When you first use kaleidoscope, the default is to run K-1 in Toy Mode with mouse, touch window, keyboard and 2 switches enabled. To change the configuration, you simply use the menu bar on the title screen. Any changes made here are saved for future sessions. You can view the menu in one of two ways, either by pressing [F8] or moving your mouse to the top of the screen. You can restart the viewing or design process, enter pause mode or choose to quit.

Switch Options allow you to toggle between two switches (which is the default) and one switch mode. When you choose one switch, the auto-scan feature defaults to 2 seconds, which can be changed up to a speed setting of ten. A great feature is where you can set the program to perform an `Auto Exit`. It allows switch users to exit from Toy Mode screens without assistance. There are `Shake` and `Turn` buttons on the kaleidoscope screens if you wish. If your students or clients use a mouse or touch window, you set the required option to `Buttons On`. On the other hand, to accommodate switch users, tick `Buttons Off` for cause-and-effect style interaction with this distraction.

These are toolbars for Design Mode. For switch and touch window designers, you can introduce Pop-Up Toolbars. The main toolbar will pop-up 20 seconds into a design and every 20 seconds thereafter. Users can either use them or disregard them and keep working. This provides for independent use of the software for more capable users who are physically impaired, but know what they wish to do, and how to achieve it! A mouse pointer can be shown or removed, depending upon the user's preference and access mode. There is an online help file (f1) available at any time.
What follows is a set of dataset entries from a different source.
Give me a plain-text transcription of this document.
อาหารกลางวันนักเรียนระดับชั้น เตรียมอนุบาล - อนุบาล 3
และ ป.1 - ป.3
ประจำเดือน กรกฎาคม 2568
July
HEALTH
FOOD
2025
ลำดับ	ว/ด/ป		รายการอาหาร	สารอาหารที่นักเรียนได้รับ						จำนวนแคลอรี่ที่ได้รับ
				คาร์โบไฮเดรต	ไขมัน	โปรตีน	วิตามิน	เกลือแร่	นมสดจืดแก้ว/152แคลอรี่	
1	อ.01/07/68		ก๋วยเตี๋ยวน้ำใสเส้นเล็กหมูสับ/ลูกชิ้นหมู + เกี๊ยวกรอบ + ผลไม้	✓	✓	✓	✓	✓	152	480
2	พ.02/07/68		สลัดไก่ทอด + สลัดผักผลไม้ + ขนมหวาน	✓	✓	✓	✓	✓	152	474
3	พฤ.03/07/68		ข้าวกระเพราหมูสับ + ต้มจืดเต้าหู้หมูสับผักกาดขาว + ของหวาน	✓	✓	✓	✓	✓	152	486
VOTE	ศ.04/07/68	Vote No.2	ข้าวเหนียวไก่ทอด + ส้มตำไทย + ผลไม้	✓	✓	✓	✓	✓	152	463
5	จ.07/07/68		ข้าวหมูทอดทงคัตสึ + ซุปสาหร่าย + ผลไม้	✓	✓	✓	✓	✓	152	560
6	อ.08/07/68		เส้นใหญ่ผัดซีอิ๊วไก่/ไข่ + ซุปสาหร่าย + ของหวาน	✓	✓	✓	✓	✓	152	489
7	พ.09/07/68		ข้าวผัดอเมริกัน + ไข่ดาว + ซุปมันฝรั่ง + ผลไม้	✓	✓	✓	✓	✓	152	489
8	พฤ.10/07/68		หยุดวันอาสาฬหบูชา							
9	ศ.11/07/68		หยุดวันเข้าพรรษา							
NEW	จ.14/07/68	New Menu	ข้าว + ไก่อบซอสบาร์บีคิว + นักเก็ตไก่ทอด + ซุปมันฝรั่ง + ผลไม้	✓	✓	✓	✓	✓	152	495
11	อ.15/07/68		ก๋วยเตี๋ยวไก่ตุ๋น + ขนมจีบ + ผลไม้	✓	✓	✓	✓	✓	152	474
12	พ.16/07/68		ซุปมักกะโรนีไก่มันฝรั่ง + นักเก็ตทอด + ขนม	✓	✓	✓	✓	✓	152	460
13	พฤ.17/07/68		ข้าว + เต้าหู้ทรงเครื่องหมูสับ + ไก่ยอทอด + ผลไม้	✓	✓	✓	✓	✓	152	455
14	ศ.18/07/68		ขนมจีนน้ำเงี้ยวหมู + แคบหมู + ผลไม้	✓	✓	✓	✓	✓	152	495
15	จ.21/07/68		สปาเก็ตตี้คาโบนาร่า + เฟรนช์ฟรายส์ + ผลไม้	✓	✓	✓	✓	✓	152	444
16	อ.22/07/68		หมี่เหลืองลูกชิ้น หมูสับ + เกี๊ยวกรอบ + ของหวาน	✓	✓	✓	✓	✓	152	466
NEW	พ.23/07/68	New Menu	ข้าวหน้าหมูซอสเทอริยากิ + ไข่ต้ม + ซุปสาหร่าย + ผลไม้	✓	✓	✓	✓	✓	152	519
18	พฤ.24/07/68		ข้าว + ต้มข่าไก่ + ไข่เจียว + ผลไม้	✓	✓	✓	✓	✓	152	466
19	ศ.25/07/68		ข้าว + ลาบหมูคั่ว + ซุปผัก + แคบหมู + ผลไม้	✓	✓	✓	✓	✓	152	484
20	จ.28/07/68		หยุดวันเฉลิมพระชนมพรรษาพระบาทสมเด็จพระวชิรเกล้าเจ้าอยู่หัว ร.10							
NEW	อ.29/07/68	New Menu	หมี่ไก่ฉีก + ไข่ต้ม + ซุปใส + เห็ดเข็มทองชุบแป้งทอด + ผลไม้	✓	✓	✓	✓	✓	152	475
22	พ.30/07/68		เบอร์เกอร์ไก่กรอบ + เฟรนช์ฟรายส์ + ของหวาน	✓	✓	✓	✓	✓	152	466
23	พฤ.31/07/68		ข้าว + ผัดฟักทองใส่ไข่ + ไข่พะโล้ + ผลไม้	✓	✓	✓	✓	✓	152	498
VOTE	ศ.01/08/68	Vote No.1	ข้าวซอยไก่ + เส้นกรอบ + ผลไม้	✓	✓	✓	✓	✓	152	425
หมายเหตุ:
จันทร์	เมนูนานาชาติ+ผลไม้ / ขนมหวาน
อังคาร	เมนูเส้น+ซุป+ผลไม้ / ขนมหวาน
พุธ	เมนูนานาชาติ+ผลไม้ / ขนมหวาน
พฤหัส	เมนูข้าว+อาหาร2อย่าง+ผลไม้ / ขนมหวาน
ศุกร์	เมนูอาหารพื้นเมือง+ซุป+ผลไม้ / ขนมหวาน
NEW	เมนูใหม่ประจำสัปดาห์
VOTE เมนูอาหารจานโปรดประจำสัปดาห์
K-1 is very flexible, affords a whole new set of experiences for younger users and reminds older clients of their past!

Hardware Requirements

K-1 requires a PC running MS Windows 95, 98 or 2000 running on a Pentium 100 (200MHz is strongly advised or higher) with 16MB RAM, a CD ROM drive, and a compatible sound card. The screen display should be at least 16-bit color in a 640 x 480-screen mode. A slower machine will operate but not as satisfactorily as a newer computer.


You install K-1 from the CD ROM disk. The 16 page A5 User Guide clearly describes the simple installation. It took only about 1 minute to fully install. The program and associated 13 files and two sub-folders install into C:\windows\K1 directory. Installation is easily performed. You can also install and run the K-1 Screen Saver as well. My PC now plays soothing music and displays random files when idle - which is both enjoyable and calming as a background distraction.


You will require 10MB of free space on your hard disk drive. DirectX 6.1 is also required. It will only run under MS Windows 95 or higher. As it is quite generic in design, it will appeal to teenage students who use one or two switches. There are a number of keyboard shortcuts and these are all active during play.